I need a minion... no pay but you get to maintain cells and get me coffee every morning :laugh: Inquire via pm :smuggrin:
 
I had lots of trouble getting involved in private research as an undergrad. Every place I applied or tried to apply to required at least a bachelor's degree in some science for consideration. I'm sure there are places that'd take you, but I had zero luck.
 
I would guess the best way to start is in school, since the professors are definitely interested in providing the experience to undergrads. And you can be a big part of the labs productivity if you are taught well. You most likely need experience to work privately.

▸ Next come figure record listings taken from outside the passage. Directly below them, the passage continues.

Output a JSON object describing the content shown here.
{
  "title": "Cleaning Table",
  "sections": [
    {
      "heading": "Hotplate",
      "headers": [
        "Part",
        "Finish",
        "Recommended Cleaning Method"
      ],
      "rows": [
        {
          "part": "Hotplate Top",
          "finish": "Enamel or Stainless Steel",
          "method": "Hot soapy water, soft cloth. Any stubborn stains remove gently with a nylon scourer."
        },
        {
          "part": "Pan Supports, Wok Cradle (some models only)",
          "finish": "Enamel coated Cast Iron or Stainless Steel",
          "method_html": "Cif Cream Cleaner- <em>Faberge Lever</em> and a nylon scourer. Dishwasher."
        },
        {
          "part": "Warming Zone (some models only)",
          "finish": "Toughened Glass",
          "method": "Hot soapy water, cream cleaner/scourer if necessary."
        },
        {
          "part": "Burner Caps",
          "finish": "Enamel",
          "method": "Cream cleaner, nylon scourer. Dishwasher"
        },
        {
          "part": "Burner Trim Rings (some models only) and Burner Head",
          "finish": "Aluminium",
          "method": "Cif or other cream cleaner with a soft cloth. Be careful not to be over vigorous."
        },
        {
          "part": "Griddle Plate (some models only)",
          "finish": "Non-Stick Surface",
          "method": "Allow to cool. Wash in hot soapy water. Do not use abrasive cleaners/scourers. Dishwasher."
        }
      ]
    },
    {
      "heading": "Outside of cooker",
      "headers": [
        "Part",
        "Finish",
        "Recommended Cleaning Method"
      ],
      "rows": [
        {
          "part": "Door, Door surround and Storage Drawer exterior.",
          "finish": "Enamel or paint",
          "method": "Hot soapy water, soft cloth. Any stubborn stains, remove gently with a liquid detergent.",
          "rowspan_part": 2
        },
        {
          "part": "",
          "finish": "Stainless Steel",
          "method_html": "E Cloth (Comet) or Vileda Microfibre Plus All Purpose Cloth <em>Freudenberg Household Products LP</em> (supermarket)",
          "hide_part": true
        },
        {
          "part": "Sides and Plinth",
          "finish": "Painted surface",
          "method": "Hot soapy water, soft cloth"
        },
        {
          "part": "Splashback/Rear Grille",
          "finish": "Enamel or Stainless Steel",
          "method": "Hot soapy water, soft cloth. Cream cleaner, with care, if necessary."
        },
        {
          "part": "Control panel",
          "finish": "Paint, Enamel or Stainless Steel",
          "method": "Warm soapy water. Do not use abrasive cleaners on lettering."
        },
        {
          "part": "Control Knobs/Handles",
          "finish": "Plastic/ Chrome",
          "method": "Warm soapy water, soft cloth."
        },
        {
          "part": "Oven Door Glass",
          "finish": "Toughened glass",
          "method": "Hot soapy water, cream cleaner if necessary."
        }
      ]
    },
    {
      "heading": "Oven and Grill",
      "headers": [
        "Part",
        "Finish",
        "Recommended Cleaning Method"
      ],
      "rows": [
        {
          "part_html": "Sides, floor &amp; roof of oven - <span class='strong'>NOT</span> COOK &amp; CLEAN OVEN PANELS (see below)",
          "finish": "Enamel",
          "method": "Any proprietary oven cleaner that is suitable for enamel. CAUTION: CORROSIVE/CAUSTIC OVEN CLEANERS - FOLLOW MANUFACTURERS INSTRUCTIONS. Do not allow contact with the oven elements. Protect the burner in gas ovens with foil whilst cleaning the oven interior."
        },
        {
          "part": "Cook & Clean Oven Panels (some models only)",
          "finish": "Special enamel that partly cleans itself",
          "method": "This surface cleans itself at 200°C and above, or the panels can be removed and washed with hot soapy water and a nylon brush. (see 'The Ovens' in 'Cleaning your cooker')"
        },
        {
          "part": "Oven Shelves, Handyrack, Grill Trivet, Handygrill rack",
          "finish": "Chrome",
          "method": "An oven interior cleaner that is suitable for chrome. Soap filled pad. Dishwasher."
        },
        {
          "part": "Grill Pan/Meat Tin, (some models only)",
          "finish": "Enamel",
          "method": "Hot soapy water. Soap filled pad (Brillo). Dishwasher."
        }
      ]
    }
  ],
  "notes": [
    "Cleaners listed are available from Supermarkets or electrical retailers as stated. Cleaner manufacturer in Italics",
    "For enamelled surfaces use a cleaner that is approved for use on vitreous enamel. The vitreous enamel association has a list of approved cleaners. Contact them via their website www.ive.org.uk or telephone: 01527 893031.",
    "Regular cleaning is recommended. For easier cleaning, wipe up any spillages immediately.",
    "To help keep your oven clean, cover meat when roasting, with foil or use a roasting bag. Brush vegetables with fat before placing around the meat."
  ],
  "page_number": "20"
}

Washing petri dishes as a volunteer is not research experience. Maybe you could write that as community service if you do it for free, but nothing more.
 
Washing petri dishes as a volunteer is not research experience.
Agree in a literal sense, but if you know enough about the project to discuss it in depth at an interview, I don't see much reason to not list it as research experience. It's not any different than transporting patients for clinical experience, in my mind.
 
Agree in a literal sense, but if you know enough about the project to discuss it in depth at an interview, I don't see much reason to not list it as research experience. It's not any different than transporting patients for clinical experience, in my mind.
I'm gonna disagree strongly with this.

Trying to pass off a clean-up role as research experience in your app would be a mistake. Research is often asked about in interviews, and an honest response about what exactly you did would result in a massive fail.

Labs will often start interested students doing the drudgery clean-up as a way to weed out those who are only partly interested. If you stick with it and prove yourself to be responsible, such jobs can often evolve into something that can be called research experience.